La reine grimaça un sourire. « Une perspective qui ne vous séduit plus aussi fort qu’autrefois, à ce que je vois. Je ne vais pas vous le reprocher. Joffrey a toujours été difficile. Même pour naître… J’ai été en travail un jour et demi avant de le mettre au monde. Vous ne pouvez imaginer les douleurs, Sansa. Je criais si fort que je me figurais que Robert m’entendrait peut-être, dans le Bois-du-Roi.

— Sa Majesté n’était pas à votre chevet ?

— Robert ? Robert chassait. Sa coutume à lui. Chaque fois qu’approchait l’heure de ma délivrance, mon royal époux détalait se perdre dans les fourrés avec ses veneurs et ses chiens. A son retour, il m’offrait un massacre de cerf ou des pelleteries, et moi, je lui offrais un nouveau-né.

« Je ne désirais nullement le voir rester, note bien. J’avais à mes côtés le Grand Mestre Pycelle, ainsi qu’un bataillon de sages-femmes, et j’avais mon frère. Lorsqu’on prétendit lui interdire la chambre d’accouchement, Jaime sourit et demanda : “Qui compte me jeter dehors ?”

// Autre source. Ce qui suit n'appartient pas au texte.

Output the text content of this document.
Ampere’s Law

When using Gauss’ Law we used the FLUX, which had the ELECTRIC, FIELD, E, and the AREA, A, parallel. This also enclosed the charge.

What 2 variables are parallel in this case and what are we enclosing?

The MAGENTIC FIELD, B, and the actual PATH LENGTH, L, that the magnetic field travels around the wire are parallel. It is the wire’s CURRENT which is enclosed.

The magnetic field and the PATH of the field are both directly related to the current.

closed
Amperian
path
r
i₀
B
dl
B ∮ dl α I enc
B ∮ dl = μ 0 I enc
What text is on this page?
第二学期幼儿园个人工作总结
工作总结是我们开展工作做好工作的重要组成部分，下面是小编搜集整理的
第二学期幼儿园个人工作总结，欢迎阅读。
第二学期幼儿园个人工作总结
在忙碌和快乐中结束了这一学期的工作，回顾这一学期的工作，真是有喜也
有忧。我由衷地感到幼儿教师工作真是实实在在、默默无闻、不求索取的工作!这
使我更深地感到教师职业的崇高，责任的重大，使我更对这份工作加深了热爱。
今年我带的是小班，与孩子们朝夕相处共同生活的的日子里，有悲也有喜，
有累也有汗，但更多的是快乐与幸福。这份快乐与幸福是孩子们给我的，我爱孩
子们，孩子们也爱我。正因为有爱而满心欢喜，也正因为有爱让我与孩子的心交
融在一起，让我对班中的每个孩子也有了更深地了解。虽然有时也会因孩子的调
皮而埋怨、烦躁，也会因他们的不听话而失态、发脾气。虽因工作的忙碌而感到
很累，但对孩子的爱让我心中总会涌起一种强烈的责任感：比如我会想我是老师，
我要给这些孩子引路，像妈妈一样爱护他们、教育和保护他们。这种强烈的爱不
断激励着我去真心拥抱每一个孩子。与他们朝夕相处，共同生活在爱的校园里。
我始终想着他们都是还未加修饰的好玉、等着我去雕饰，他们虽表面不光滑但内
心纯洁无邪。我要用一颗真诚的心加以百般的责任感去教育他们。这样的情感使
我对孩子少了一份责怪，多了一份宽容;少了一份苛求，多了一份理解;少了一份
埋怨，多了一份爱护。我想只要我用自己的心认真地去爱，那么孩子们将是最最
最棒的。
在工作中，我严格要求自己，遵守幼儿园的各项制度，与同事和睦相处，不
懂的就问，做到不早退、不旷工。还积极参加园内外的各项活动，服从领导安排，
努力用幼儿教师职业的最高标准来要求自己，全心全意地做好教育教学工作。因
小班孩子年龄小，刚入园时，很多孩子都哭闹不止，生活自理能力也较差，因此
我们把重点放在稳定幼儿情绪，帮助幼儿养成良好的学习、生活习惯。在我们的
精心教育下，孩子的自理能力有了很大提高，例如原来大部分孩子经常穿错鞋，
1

« Joffrey ne te montrera pas tant de dévotion, je crains. Tu en aurais pu rendre grâces à ta sœur, n’eût-elle péri. Jamais il n’est parvenu à oublier ce fameux jour où, dans le Trident, elle l’a mortifié sous tes yeux. Il se revanche en te mortifiant, toi. Tu es cependant plus forte qu’il n’y paraît. Je compte bien te voir survivre à quelques humiliations. Je l’ai fait. Il se peut que tu n’aimes jamais le roi, mais tu aimeras ses enfants.

— J’aime Sa Majesté de tout mon cœur. »

La reine soupira. « Tu ferais bien d’apprendre un petit lot de mensonges neufs, et vite. Lord Stannis n’appréciera pas celui-là, je te le garantis.

— Le nouveau Grand Septon l’a dit : les dieux ne permettront jamais à lord Stannis de l’emporter, puisque Joffrey est le roi légitime. »

Un demi-sourire effleura les traits de Cersei. « Le fils légitime de Robert et son héritier. Encore que Joffrey se mît à pleurer pour peu que Robert le prît dans ses bras. Sa Majesté n’aimait pas cela. Ses bâtards lui avaient toujours gargouillé des risettes et sucé le doigt, lorsqu’il le fourrait dans leurs petits becs vils. Robert voulait des sourires et des ovations, toujours. Aussi courait-il où il en trouvait, chez ses amis et chez ses putes. Robert voulait être aimé. Tyrion, mon frère, est atteint du même mal. Veux-tu être aimée, Sansa ?

— Tout le monde veut être aimé.

— Je vois que la floraison ne t’a pas rendue plus brillante, lâcha Cersei. Permets-moi, Sansa, de partager avec toi un rien de science féminine, en ce jour très particulier. L’amour est un poison. Un poison certes délicieux, mais qui n’en est pas moins mortel. »

JON

Il faisait sombre, dans le col Museux. Les flancs escarpés des montagnes qui le dominaient n’y laissant guère pénétrer le soleil, on chevauchait dans l’ombre presque tout le jour, souffle du cheval et du cavalier fumant au contact du froid. Des congères au-dessus s’effilaient de longs doigts de glace qui, goutte à goutte, alimentaient des flaques gelées qui se craquelaient en crissant sous la corne des sabots. De-ci de-là s’apercevaient de maigres touffes de chiendent cramponnées dans une anfractuosité de la roche ou des plaques de lichen pâle, mais d’herbe point, et l’on avait dès longtemps dépassé la lisière des arbres.

Aussi raide qu’exigu, le chemin serpentait toujours sans cesser de monter. Lorsque se resserrait par trop la passe, les patrouilleurs allaient à la queue leu leu, Sieur Dalpont en tête, l’œil scrutant constamment les hauts, son grand arc toujours à portée de main. Il passait pour avoir les yeux les plus perçants de la Garde de Nuit.

Aux côtés de Jon trottinait fébrilement Fantôme. De temps à autre, il s’immobilisait, se retournait, l’oreille dressée comme s’il entendait quelque chose à l’arrière. Tout en doutant qu’à moins de crever de faim les lynx ne s’attaquent à des hommes en vie, Jon libéra néanmoins la garde de Grand-Griffe dans son fourreau.

Erodée par le vent se dressait au sommet du col une arche de pierre grise. La route, au-delà, s’élargissait pour amorcer sa longue descente vers la vallée de la Laiteuse. Qhorin décida d’y faire halte jusqu’à la recrue des ombres. « Des amies pour les hommes en noir », dit-il.